Am Aktienmarkt flogen wegen vor allem Fluggesellschaften aus den Depots. Die Titel von Lufthansa, Air France-KLM und der British Airways-Mutter IAG verloren bis zu 9,5 Prozent. Die auf innereuropäische Verbindungen spezialisierten Billig-Flieger Ryanair und EasyJet veloren jeweils mehr als zehn Prozent an Börsenwert. Der europäische Branchenindex verbuchte mit einem Minus von gut fünf Prozent den größten Rückgang seit dreieinhalb Jahren.

FLUCHT IN GOLD, STAATSANLEIHEN UND FRANKEN

Vor diesem Hintergrund flüchteten viele Anleger in "sichere Häfen". So stieg der Preis für die "Antikrisen-Währung" Gold um 2,6 Prozent auf ein Sieben-Jahres-Hoch von 1685,89 Dollar je Feinunze (31,1 Gramm) und steuerte auf den größten Tagesgewinn seit dreieinhalb Jahren zu. Für heimische Investoren war das Edelmetall mit 1555,96 Euro so teuer wie nie. Das war der achte Tag in Folge mit einem Rekordhoch.

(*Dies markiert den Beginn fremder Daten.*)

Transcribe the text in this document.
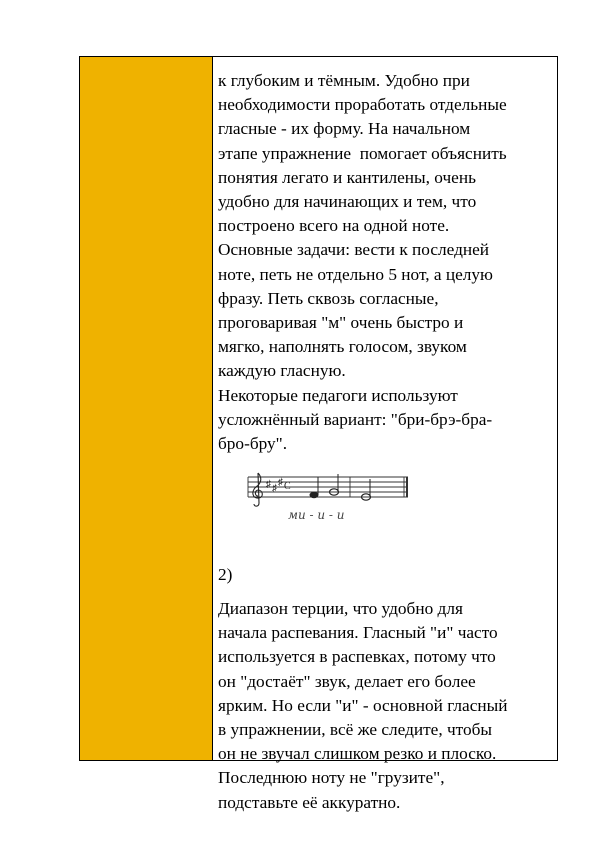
к глубоким и тёмным. Удобно при

необходимости проработать отдельные

гласные - их форму. На начальном

этапе упражнение  помогает объяснить

понятия легато и кантилены, очень

удобно для начинающих и тем, что

построено всего на одной ноте.

Основные задачи: вести к последней

ноте, петь не отдельно 5 нот, а целую

фразу. Петь сквозь согласные,

проговаривая "м" очень быстро и

мягко, наполнять голосом, звуком

каждую гласную.

Некоторые педагоги используют

усложнённый вариант: "бри-брэ-бра-

бро-бру".

♯ ♯
♯ C
ми - и - и
2)

Диапазон терции, что удобно для

начала распевания. Гласный "и" часто

используется в распевках, потому что

он "достаёт" звук, делает его более

ярким. Но если "и" - основной гласный

в упражнении, всё же следите, чтобы

он не звучал слишком резко и плоско.

Последнюю ноту не "грузите",

подставьте её аккуратно.
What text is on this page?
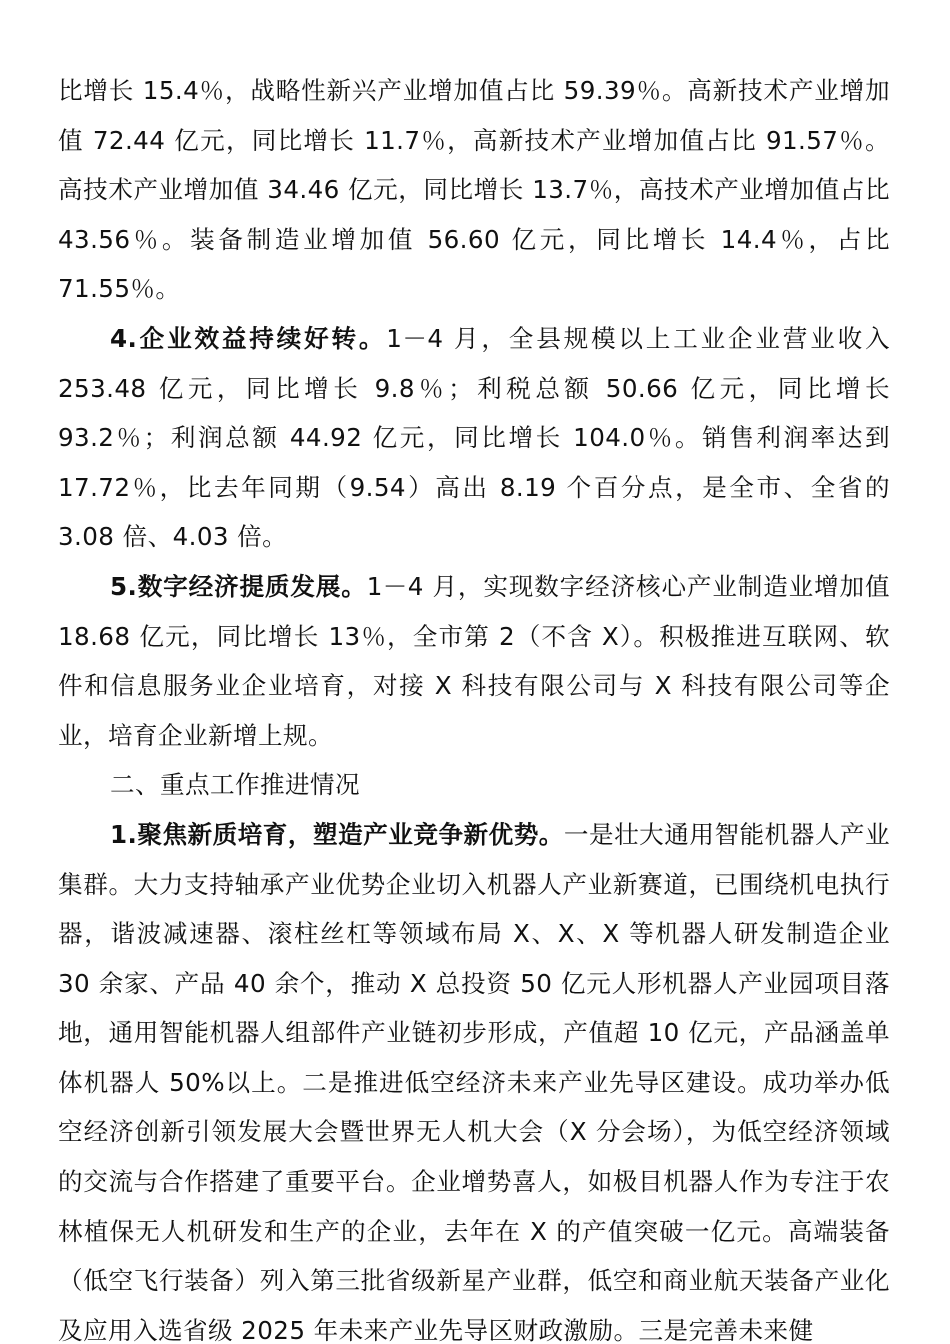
比增长 15.4％，战略性新兴产业增加值占比 59.39％。高新技术产业增加值 72.44 亿元，同比增长 11.7％，高新技术产业增加值占比 91.57％。高技术产业增加值 34.46 亿元，同比增长 13.7％，高技术产业增加值占比 43.56％。装备制造业增加值 56.60 亿元，同比增长 14.4％，占比 71.55％。

4.企业效益持续好转。1－4 月，全县规模以上工业企业营业收入 253.48 亿元，同比增长 9.8％；利税总额 50.66 亿元，同比增长 93.2％；利润总额 44.92 亿元，同比增长 104.0％。销售利润率达到 17.72％，比去年同期（9.54）高出 8.19 个百分点，是全市、全省的 3.08 倍、4.03 倍。

5.数字经济提质发展。1－4 月，实现数字经济核心产业制造业增加值 18.68 亿元，同比增长 13％，全市第 2（不含 X）。积极推进互联网、软件和信息服务业企业培育，对接 X 科技有限公司与 X 科技有限公司等企业，培育企业新增上规。

二、重点工作推进情况

1.聚焦新质培育，塑造产业竞争新优势。一是壮大通用智能机器人产业集群。大力支持轴承产业优势企业切入机器人产业新赛道，已围绕机电执行器，谐波减速器、滚柱丝杠等领域布局 X、X、X 等机器人研发制造企业 30 余家、产品 40 余个，推动 X 总投资 50 亿元人形机器人产业园项目落地，通用智能机器人组部件产业链初步形成，产值超 10 亿元，产品涵盖单体机器人 50%以上。二是推进低空经济未来产业先导区建设。成功举办低空经济创新引领发展大会暨世界无人机大会（X 分会场），为低空经济领域的交流与合作搭建了重要平台。企业增势喜人，如极目机器人作为专注于农林植保无人机研发和生产的企业，去年在 X 的产值突破一亿元。高端装备（低空飞行装备）列入第三批省级新星产业群，低空和商业航天装备产业化及应用入选省级 2025 年未来产业先导区财政激励。三是完善未来健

Auch bei Bundesanleihen griffen Investoren beherzt zu und drückten die Renditen sämtlicher Papiere unter null Prozent. Die 30-jährigen Titel rentierten mit minus 0,043 so niedrig wie zuletzt vor vier Monaten. Gleiches galt für die richtungweisenden zehnjährigen Papiere, deren Rendite auf minus 0,499 Prozent fiel. Ihr US-Pendants warfen mit plus 1,377 Prozent so wenig ab wie vor dreieinhalb Jahren. Negative Renditen bedeuten, dass Investoren draufzahlen, wenn sie Anleihen kaufen. Sie nehmen dies aber in Kauf, weil sie diese Papiere bei Bedarf schnell wieder zu Geld machen können.

Devisenanleger deckten sich mit der Schweizer Währung ein. Dies drückte den Kurs des Euro auf ein Viereinhalb-Jahres-Tief von 1,0604 Franken. Gefragt war auch die Weltleitwährung Dollar. Der Dollar-Index gewann 0,4 Prozent und nahm wieder Kurs auf sein Drei-Jahres-Hoch aus der Vorwoche.